Vao church on fire by DR / RNZ
CV NEWS FEED // Two historic Catholic missions churches in the French Pacific New Caledonia burned down this week as a result of the ongoing pro-independence riots persisting throughout the colonized territory.
According to a local RNZ report, a 165-year-old Catholic missions church, along with its presbytery, and the residence of its Marist Sisters, burned down in Saint Louis near Nouméa on July 16, while another Catholic missions Church in the village of Vao burned down on July 18.
Civil unrest first broke out in New Caledonia in mid-May, after the French government proposed modification to the territory’s election laws that would modify eligibility rules for local elections.
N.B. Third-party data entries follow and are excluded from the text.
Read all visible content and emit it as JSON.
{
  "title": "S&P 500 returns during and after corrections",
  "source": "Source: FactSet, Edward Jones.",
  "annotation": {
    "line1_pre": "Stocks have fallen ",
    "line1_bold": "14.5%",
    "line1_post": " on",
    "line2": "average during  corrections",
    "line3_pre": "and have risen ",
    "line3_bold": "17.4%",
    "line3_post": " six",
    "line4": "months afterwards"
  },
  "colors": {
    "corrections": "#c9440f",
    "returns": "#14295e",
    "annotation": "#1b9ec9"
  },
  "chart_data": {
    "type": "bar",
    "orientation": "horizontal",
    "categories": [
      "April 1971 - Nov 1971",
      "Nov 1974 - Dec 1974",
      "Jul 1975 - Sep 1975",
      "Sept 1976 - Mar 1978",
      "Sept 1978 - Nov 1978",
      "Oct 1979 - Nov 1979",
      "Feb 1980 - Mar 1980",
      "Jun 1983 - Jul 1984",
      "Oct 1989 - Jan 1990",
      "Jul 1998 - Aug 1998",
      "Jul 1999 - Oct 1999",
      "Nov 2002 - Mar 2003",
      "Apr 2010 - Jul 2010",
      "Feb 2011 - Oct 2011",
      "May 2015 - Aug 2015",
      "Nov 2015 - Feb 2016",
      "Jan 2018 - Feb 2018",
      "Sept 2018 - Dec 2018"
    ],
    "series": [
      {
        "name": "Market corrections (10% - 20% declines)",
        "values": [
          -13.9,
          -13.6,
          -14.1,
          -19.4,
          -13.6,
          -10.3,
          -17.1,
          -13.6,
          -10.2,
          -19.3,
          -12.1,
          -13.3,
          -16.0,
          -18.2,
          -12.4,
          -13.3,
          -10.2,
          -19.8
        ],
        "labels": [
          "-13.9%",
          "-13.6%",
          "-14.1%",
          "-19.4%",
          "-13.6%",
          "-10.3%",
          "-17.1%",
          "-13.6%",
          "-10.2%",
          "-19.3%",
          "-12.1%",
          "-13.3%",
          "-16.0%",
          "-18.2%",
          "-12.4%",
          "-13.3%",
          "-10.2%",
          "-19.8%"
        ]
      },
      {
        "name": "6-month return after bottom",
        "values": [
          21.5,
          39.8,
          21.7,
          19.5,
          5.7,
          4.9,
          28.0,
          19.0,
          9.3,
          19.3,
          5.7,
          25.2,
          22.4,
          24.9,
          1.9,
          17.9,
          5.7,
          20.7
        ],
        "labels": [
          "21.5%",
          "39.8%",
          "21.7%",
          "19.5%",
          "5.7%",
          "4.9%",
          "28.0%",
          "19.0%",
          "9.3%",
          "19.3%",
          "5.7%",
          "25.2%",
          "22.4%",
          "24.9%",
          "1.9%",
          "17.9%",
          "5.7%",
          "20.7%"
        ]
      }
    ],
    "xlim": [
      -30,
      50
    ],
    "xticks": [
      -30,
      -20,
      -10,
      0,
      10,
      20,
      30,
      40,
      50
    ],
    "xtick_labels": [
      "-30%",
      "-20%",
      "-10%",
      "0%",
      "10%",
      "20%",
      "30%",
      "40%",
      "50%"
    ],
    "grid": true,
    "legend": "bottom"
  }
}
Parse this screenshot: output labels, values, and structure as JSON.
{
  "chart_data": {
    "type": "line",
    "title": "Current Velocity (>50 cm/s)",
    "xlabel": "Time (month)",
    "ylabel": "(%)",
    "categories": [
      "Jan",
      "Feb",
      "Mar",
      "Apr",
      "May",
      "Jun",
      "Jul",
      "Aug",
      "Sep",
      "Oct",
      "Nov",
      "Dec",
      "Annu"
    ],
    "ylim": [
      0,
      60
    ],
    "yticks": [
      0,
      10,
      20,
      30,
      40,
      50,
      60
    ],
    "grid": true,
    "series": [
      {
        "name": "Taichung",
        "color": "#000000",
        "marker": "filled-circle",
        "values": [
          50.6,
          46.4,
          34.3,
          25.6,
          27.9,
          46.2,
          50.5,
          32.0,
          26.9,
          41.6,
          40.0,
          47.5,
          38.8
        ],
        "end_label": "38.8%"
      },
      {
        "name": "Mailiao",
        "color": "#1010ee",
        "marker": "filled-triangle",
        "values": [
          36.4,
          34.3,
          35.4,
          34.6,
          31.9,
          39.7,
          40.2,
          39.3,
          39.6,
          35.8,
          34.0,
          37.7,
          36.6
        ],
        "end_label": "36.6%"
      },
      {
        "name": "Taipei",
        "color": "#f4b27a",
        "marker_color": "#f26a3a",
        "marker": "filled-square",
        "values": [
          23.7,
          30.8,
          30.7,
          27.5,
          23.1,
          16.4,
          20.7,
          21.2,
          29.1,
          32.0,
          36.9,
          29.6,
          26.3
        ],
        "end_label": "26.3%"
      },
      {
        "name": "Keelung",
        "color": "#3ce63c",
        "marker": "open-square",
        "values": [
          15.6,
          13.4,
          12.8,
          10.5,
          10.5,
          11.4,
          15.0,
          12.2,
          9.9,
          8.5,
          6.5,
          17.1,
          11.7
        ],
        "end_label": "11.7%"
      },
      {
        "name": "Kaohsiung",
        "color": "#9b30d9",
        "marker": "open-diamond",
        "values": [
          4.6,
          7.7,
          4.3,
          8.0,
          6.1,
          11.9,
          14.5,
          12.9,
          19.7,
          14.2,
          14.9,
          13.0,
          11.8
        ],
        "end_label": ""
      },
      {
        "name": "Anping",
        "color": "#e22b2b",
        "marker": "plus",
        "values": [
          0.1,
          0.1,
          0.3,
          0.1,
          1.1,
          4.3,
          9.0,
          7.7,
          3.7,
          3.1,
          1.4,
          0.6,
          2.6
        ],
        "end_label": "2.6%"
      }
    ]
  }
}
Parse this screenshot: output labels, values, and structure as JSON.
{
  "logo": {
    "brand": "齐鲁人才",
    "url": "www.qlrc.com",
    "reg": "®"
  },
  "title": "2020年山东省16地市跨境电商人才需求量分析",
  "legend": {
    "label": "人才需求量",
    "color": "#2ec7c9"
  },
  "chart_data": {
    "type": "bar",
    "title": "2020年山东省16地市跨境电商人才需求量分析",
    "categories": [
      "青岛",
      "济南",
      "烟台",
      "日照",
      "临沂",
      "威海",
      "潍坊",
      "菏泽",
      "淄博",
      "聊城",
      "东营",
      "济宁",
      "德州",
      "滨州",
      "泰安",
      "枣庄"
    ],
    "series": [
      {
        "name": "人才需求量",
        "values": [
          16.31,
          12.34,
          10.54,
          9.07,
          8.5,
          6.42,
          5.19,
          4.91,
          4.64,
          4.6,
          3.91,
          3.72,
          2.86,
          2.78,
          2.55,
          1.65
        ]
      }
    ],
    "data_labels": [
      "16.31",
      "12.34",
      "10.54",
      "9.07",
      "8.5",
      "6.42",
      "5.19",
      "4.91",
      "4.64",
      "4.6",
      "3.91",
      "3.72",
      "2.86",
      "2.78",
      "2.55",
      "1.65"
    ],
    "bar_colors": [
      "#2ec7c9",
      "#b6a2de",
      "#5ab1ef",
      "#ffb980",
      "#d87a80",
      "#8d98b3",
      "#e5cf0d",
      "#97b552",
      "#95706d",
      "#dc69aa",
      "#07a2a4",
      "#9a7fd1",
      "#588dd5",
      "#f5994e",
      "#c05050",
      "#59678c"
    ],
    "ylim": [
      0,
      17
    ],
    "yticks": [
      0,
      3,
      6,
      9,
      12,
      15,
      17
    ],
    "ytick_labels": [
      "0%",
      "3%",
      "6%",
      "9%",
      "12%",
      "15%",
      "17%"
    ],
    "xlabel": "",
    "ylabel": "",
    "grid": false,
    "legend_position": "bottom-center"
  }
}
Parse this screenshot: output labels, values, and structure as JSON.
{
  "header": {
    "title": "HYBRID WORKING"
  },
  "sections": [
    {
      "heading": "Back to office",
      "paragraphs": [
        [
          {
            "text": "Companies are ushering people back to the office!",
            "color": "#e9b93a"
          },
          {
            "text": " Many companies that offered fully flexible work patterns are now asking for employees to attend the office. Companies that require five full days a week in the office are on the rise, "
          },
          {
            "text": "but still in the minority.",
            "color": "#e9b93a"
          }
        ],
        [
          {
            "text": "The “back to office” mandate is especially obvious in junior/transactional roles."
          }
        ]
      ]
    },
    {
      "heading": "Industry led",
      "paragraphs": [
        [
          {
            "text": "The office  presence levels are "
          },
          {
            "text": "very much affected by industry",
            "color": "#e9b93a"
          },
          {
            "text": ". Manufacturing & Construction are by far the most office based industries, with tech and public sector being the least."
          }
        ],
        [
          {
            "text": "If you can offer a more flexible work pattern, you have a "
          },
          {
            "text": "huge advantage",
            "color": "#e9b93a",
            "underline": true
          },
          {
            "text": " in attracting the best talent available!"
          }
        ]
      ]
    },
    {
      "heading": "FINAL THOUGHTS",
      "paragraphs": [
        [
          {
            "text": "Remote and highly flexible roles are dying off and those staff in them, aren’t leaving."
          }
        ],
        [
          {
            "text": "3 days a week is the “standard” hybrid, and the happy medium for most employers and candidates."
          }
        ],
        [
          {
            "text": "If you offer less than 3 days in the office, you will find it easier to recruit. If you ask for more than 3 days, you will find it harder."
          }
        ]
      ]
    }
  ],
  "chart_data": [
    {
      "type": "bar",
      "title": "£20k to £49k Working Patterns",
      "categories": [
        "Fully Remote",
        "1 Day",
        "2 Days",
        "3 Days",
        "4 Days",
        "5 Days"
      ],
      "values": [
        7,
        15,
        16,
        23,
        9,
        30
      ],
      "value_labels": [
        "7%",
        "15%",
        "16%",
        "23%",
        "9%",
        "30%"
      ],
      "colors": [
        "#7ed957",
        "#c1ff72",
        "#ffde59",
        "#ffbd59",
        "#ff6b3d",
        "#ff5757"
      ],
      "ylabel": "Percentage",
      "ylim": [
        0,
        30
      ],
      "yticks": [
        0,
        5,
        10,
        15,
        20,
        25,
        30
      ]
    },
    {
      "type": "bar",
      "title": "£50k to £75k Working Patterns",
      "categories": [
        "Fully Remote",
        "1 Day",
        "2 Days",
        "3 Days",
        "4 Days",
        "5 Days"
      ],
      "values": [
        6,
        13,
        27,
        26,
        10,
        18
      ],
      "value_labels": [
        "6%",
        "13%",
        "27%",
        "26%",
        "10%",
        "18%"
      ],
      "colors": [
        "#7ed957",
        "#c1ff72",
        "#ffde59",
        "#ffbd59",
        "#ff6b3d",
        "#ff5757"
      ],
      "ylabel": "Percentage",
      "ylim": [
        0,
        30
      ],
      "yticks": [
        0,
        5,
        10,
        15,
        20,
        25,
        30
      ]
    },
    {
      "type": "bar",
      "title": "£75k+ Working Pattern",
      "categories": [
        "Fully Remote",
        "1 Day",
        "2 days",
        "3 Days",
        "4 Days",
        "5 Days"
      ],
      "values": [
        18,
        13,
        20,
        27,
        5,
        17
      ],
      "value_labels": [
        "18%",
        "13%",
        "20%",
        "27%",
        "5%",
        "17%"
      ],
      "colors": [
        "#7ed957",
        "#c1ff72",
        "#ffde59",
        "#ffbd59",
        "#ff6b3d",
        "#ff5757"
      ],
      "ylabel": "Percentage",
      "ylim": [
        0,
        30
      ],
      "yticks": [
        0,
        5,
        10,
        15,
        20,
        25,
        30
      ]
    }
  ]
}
Riots have so far resulted in the deaths of eight civilians and two French gendarmes.
Members of the pro-independence movement reportedly perceived the changes as “a bid to dilute the political weight of indigenous Kanak voters.”
Shortly after, in early June, alarm spread across mainland France over the then-seemingly likely prospect of a far-right majority in the parliamentary snap elections.
In New Caledonia, as one popular socialist outlet put it, the further addition of the mainland snap elections “produced a surge in support for pro-independence candidates” to fight against Macron’s proposed legislative changes.
The protests have been largely kept ongoing by the younger generation of pro-independence Kanak natives; some of which RNZ reported, stated that they participated in the riots merely “for the sake of going crazy.”
“It’s not something that happened by accident,” the Archbishop of Nouméa, Most Reverend Michel-Marie-Bernard Calvet, stated in the RNZ report after the Saint Louis mission church burned down. “Those people wanted to destroy. They destroyed various missions buildings several days ago, they threatened the religious community, which was there, and which had to be evacuated.”
Hundreds of businesses and private residences have also burned down across the French territory, RNZ reported, with reparation costs estimated to be around 2.2 billion euros.